I had been a taker that week. And I had enjoyed it. It’s not my usual style, or at least not my past behavior usual style. I had always been the one who never asked for help, who always had to be strong, who never admitted they couldn’t do something (and especially not that they couldn’t do it alone). I had stomached through, hunkered down, struggled to get by, and toughed it all out. Not this time.
My town was hit hard by Winter Storm Nika (Nika deserved capital letters, based on the force with which she hit). Nika is a Greek goddess – the goddess who personified winning or victory. Boy did she claim victory over my town. Nearly 90% of the homes lost power, mine being one of them.
So I moved into my friend’s house, just down the block. It didn’t seem fair that there was electricity two houses down. Especially when mine had been running fine, we’d made it through the storm, and then PECO shut us down for some reason unbeknownst to me. It didn’t seem fair that the third house from mine seemed to have ALL their lights on, as if flaunting their electricity. But actually it was all extremely fair because I was extremely lucky. I could camp out near enough to my house that I could see it in the distance, but far enough away that I was warm and I could heat up water for my cups of tea. I was with a dear friend whom I love, and who I think was happy to have me there. We co-parented the five children in the house (two of hers, one of mine, and two from another home), and laughed that both our husbands were far away – hers in warm(er) Arizona and mine sipping wine in cafes in Paris.
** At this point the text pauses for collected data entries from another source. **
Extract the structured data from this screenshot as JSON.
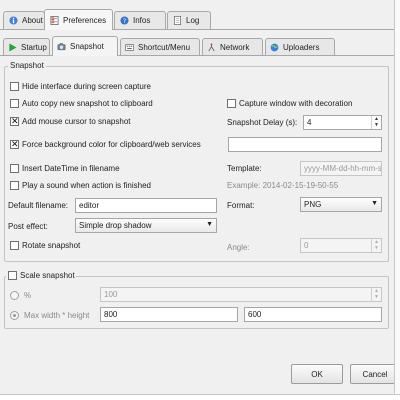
{
  "top_tabs": [
    {
      "label": "About",
      "icon": "info-icon"
    },
    {
      "label": "Preferences",
      "icon": "preferences-icon"
    },
    {
      "label": "Infos",
      "icon": "question-icon"
    },
    {
      "label": "Log",
      "icon": "log-icon"
    }
  ],
  "sub_tabs": [
    {
      "label": "Startup",
      "icon": "play-icon"
    },
    {
      "label": "Snapshot",
      "icon": "camera-icon"
    },
    {
      "label": "Shortcut/Menu",
      "icon": "shortcut-icon"
    },
    {
      "label": "Network",
      "icon": "network-icon"
    },
    {
      "label": "Uploaders",
      "icon": "uploaders-icon"
    }
  ],
  "snapshot": {
    "group_label": "Snapshot",
    "hide_interface": {
      "label": "Hide interface during screen capture",
      "checked": false
    },
    "auto_copy": {
      "label": "Auto copy new snapshot to clipboard",
      "checked": false
    },
    "capture_decoration": {
      "label": "Capture window with decoration",
      "checked": false
    },
    "add_mouse_cursor": {
      "label": "Add mouse cursor to snapshot",
      "checked": true
    },
    "delay_label": "Snapshot Delay (s):",
    "delay_value": "4",
    "force_bg": {
      "label": "Force background color for clipboard/web services",
      "checked": true
    },
    "insert_datetime": {
      "label": "Insert DateTime in filename",
      "checked": false
    },
    "template_label": "Template:",
    "template_placeholder": "yyyy-MM-dd-hh-mm-ss",
    "play_sound": {
      "label": "Play a sound when action is finished",
      "checked": false
    },
    "example_text": "Example: 2014-02-15-19-50-55",
    "default_filename_label": "Default filename:",
    "default_filename_value": "editor",
    "format_label": "Format:",
    "format_value": "PNG",
    "post_effect_label": "Post effect:",
    "post_effect_value": "Simple drop shadow",
    "rotate": {
      "label": "Rotate snapshot",
      "checked": false
    },
    "angle_label": "Angle:",
    "angle_value": "0"
  },
  "scale": {
    "group_label": "Scale snapshot",
    "checked": false,
    "percent_label": "%",
    "percent_value": "100",
    "max_label": "Max width * height",
    "max_width": "800",
    "max_height": "600"
  },
  "buttons": {
    "ok": "OK",
    "cancel": "Cancel"
  }
}
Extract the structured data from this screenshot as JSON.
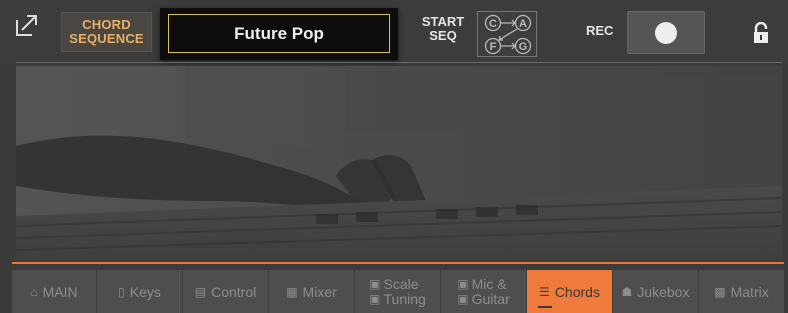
{
  "topbar": {
    "chord_sequence_line1": "CHORD",
    "chord_sequence_line2": "SEQUENCE",
    "style_name": "Future Pop",
    "start_seq_line1": "START",
    "start_seq_line2": "SEQ",
    "seq_letters": [
      "C",
      "A",
      "F",
      "G"
    ],
    "rec_label": "REC"
  },
  "tabs": [
    {
      "label": "MAIN",
      "icon": "home-icon"
    },
    {
      "label": "Keys",
      "icon": "keys-icon"
    },
    {
      "label": "Control",
      "icon": "control-icon"
    },
    {
      "label": "Mixer",
      "icon": "mixer-icon"
    },
    {
      "label_line1": "Scale",
      "label_line2": "Tuning",
      "icon": "scale-icon"
    },
    {
      "label_line1": "Mic &",
      "label_line2": "Guitar",
      "icon": "mic-icon"
    },
    {
      "label": "Chords",
      "icon": "chords-icon",
      "active": true
    },
    {
      "label": "Jukebox",
      "icon": "jukebox-icon"
    },
    {
      "label": "Matrix",
      "icon": "matrix-icon"
    }
  ],
  "colors": {
    "accent": "#ef7a3c",
    "chord_sequence_text": "#e9b063",
    "display_border": "#d9c15a"
  }
}
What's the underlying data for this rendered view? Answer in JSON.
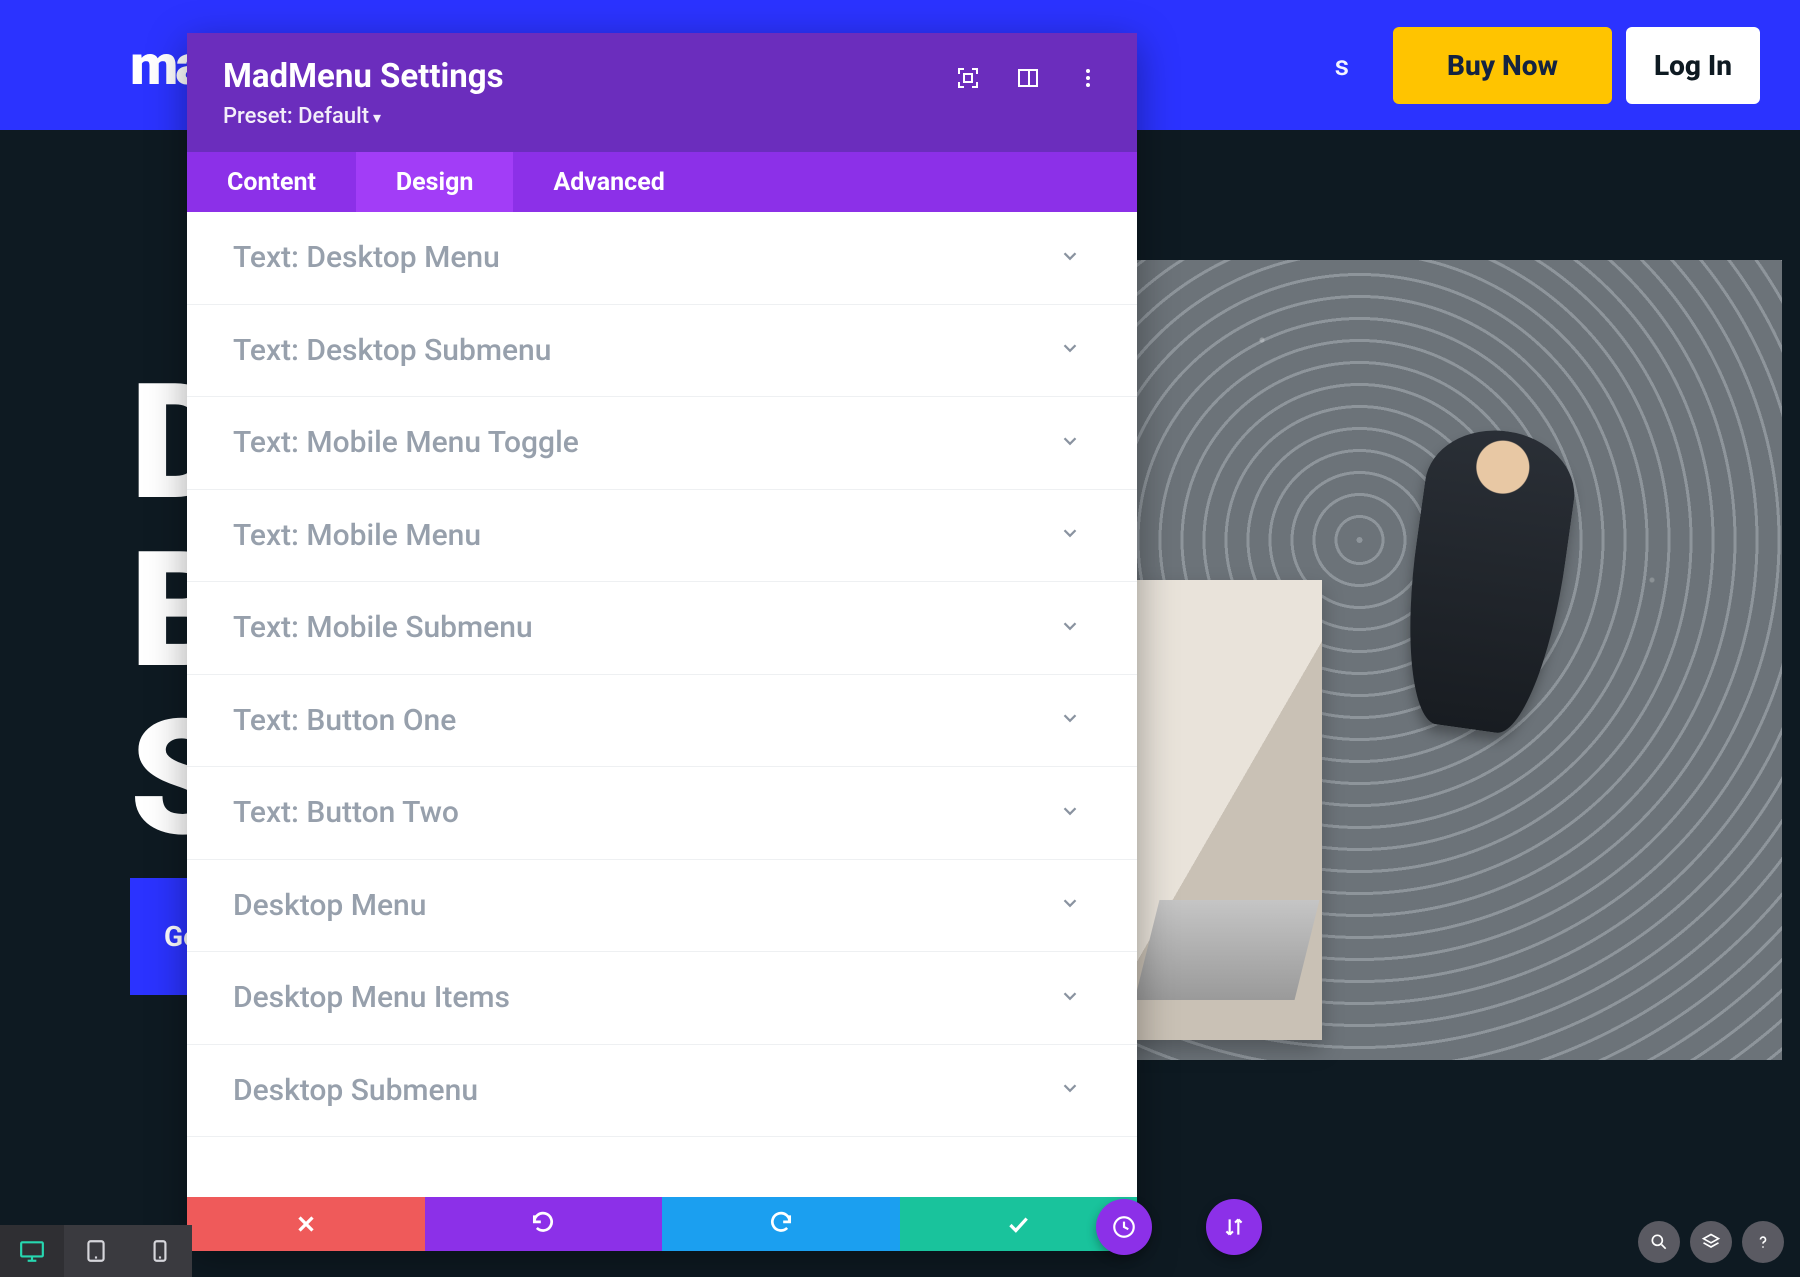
{
  "header": {
    "logo_text": "ma",
    "nav_fragment": "s",
    "buy_label": "Buy Now",
    "login_label": "Log In"
  },
  "hero": {
    "line1": "D",
    "line2": "B",
    "line3": "S",
    "cta_label": "Get"
  },
  "panel": {
    "title": "MadMenu Settings",
    "preset_label": "Preset: Default",
    "tabs": [
      {
        "label": "Content",
        "active": false
      },
      {
        "label": "Design",
        "active": true
      },
      {
        "label": "Advanced",
        "active": false
      }
    ],
    "sections": [
      "Text: Desktop Menu",
      "Text: Desktop Submenu",
      "Text: Mobile Menu Toggle",
      "Text: Mobile Menu",
      "Text: Mobile Submenu",
      "Text: Button One",
      "Text: Button Two",
      "Desktop Menu",
      "Desktop Menu Items",
      "Desktop Submenu"
    ]
  },
  "colors": {
    "header": "#2b33ff",
    "panel_head": "#6b2dbd",
    "tabs_bg": "#8c30e8",
    "tab_active": "#a23df7",
    "save": "#19c39c",
    "redo": "#1b9ff0",
    "undo": "#8c30e8",
    "cancel": "#ef5a5a",
    "buy": "#ffc400"
  }
}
I was having dinner with another friend this past week, and she mentioned that she had lost power for five days during Nika. She had moved her entire family to a friend’s home about an hour away. “I never ask for help,” she said. “It was the first time I’ve asked for help. I never ask for help.”
Why do we have such a hard time being takers? Why do we think it’s better to be givers, or to be nothing at all? People can’t give if we don’t take. And, as they say, it takes a village – a village of givers and takers.
I’ve learned a lot in the last few months. I’ve learned to be more of a taker. I’ve learned to admit when I need help. I’ve learned to ask for what I need and to acknowledge when I can’t go it alone. Or even when I simply don’t want to. I’ve learned that it’s actually a strength to sometimes allow myself to not be strong. And that it’s a weakness to think I have to tough things out on my own.
I think somehow we’re conditioned to give, give, and give some more, and to not ask for something, or anything, in return. And I think we need to learn to take as well. To let others care for us and comfort us. To let them shovel our snow for us (how I wish someone had today!) and run to the store for us. I love to give. And I’m learning to love to take.